Paying employees in arrears should necessitate an interest payment to the employee / by kevin murray

While there are those jobs, which typically consist of gig jobs or cash jobs in which the person so doing the work does gets paid the same day, that isn’t the way that it is for most regular employees, of which very few of those get paid same day’s wages for same day’s work. Rather, they are on a schedule to be paid, which, depending on the company, might be weekly, bi-weekly, semi-monthly, or monthly, and the pay is made after the labor has been accomplished.  In other words, for those who are paid weekly, they are typically receiving their paycheck for the previous workweek and not the current workweek, which means that their pay is in arrears.  This, in itself, is not illegal; it simply is the way that business is conducted in America.

 Nevertheless, we read in Holy Scripture, “‘The wages of a hired servant shall not remain with you all night until the morning.” (Leviticus 19:13)  It would seem that back in biblical times servants were paid their wages at the completion of their day’s work, and so it does seem like we have regressed where employees have to wait days or even weeks to be paid their wages, as if American corporations can’t figure out how to pay what they owe to their employees promptly, or perhaps it’s this way because it’s been this way for so long, that they don’t even give any thought to it.

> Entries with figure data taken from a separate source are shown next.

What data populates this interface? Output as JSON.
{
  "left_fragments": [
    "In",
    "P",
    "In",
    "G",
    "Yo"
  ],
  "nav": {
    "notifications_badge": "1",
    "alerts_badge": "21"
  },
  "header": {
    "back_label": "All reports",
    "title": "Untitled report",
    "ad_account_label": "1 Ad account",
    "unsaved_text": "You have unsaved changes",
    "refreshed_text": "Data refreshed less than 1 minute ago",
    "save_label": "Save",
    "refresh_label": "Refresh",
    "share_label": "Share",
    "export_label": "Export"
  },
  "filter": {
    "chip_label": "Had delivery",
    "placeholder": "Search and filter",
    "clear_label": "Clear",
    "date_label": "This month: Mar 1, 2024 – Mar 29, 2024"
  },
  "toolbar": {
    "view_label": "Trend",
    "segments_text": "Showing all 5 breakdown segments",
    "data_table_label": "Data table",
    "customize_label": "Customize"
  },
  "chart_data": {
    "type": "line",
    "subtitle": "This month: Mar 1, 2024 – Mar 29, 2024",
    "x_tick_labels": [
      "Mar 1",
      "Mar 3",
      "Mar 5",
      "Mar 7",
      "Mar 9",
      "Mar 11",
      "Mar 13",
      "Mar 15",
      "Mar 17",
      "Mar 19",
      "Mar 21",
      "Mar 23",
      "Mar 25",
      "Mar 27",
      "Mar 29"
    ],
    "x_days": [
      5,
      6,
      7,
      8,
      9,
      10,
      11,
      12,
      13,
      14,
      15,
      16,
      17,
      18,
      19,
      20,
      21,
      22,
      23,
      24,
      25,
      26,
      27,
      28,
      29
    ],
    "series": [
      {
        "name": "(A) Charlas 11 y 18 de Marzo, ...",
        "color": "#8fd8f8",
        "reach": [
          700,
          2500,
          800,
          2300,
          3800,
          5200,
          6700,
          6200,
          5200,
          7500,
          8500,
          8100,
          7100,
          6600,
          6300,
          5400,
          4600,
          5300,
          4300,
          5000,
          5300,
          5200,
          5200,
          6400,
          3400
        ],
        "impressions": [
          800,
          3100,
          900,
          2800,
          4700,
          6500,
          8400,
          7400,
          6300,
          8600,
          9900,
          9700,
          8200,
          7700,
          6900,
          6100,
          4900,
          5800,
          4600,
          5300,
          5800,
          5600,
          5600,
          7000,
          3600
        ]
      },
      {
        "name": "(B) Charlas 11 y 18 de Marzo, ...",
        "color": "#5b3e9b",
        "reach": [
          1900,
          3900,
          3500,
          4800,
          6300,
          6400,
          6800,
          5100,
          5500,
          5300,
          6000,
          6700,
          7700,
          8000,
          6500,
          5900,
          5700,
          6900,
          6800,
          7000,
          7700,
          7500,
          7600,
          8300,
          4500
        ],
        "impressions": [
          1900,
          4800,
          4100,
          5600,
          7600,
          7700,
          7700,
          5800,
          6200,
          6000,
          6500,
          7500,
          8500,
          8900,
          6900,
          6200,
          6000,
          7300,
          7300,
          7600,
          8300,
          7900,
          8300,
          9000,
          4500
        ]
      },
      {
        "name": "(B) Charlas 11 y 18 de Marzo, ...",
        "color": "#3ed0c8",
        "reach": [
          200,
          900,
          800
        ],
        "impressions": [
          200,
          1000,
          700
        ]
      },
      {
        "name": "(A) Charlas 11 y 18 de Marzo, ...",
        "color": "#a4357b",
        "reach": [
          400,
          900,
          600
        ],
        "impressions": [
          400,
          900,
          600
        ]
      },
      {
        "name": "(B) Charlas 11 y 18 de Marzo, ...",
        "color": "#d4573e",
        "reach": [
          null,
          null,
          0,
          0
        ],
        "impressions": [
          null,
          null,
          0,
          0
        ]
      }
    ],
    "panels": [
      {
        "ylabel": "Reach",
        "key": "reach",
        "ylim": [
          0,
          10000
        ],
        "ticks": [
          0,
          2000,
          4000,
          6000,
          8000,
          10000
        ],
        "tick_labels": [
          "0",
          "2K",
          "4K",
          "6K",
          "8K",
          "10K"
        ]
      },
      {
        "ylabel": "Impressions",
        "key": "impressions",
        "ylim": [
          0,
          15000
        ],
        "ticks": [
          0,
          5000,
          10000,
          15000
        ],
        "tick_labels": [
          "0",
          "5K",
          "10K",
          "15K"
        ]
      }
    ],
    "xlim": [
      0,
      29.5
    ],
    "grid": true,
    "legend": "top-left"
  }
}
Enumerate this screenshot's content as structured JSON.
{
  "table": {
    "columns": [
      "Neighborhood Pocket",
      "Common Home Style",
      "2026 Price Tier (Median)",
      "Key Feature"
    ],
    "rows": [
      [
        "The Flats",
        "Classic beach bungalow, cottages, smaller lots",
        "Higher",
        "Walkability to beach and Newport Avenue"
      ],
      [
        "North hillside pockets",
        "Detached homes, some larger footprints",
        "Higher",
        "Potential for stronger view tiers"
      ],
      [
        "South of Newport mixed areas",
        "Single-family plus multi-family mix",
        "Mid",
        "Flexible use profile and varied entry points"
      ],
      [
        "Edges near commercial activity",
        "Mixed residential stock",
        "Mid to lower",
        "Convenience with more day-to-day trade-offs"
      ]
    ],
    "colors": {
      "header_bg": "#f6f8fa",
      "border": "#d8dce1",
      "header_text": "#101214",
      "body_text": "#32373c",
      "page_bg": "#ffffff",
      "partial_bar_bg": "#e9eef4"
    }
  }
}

 When it comes to money, it has to be recognized that plenty of institutions make it their business to take money that is in their hands and to invest it in things such as equities, bonds, CDs, and the like.  The bottom line is that corporations have an abiding drive to take the money that they have on hand and do something constructive with it, so that the cash is effectively put to work, in order to make additional money, by, for instance, interest payments on short-term CDs or via money market funds.  This so indicates that there is a reason why companies prefer to pay employees in arrears, which is as straightforward as the fact that money makes money.  So too, it has to be recognized that in the era of inflation, money of today is worth more than money in two weeks' time. In short, employees, in aggregate, are getting the short end of the stick whenever they aren’t paid at the completion of a day’s work, or very soon thereafter.  The fair solution to such would seem to be something in which wages in arrears are entitled to interest being paid, because in a sense, the employee is loaning their labor pay to the employer and ought to be compensated for so doing.

 A fair structure, therefore, would be for a company of one hundred employees or more, being mandated by law that those employees be entitled to an interest payment for the monies so held in arrears for their labor, of which that interest rate would be calculated based upon the prevailing Federal Funds rate or something similar to such.  This then would be fair and appreciated by those who have done their part and should therefore be fully compensated for such.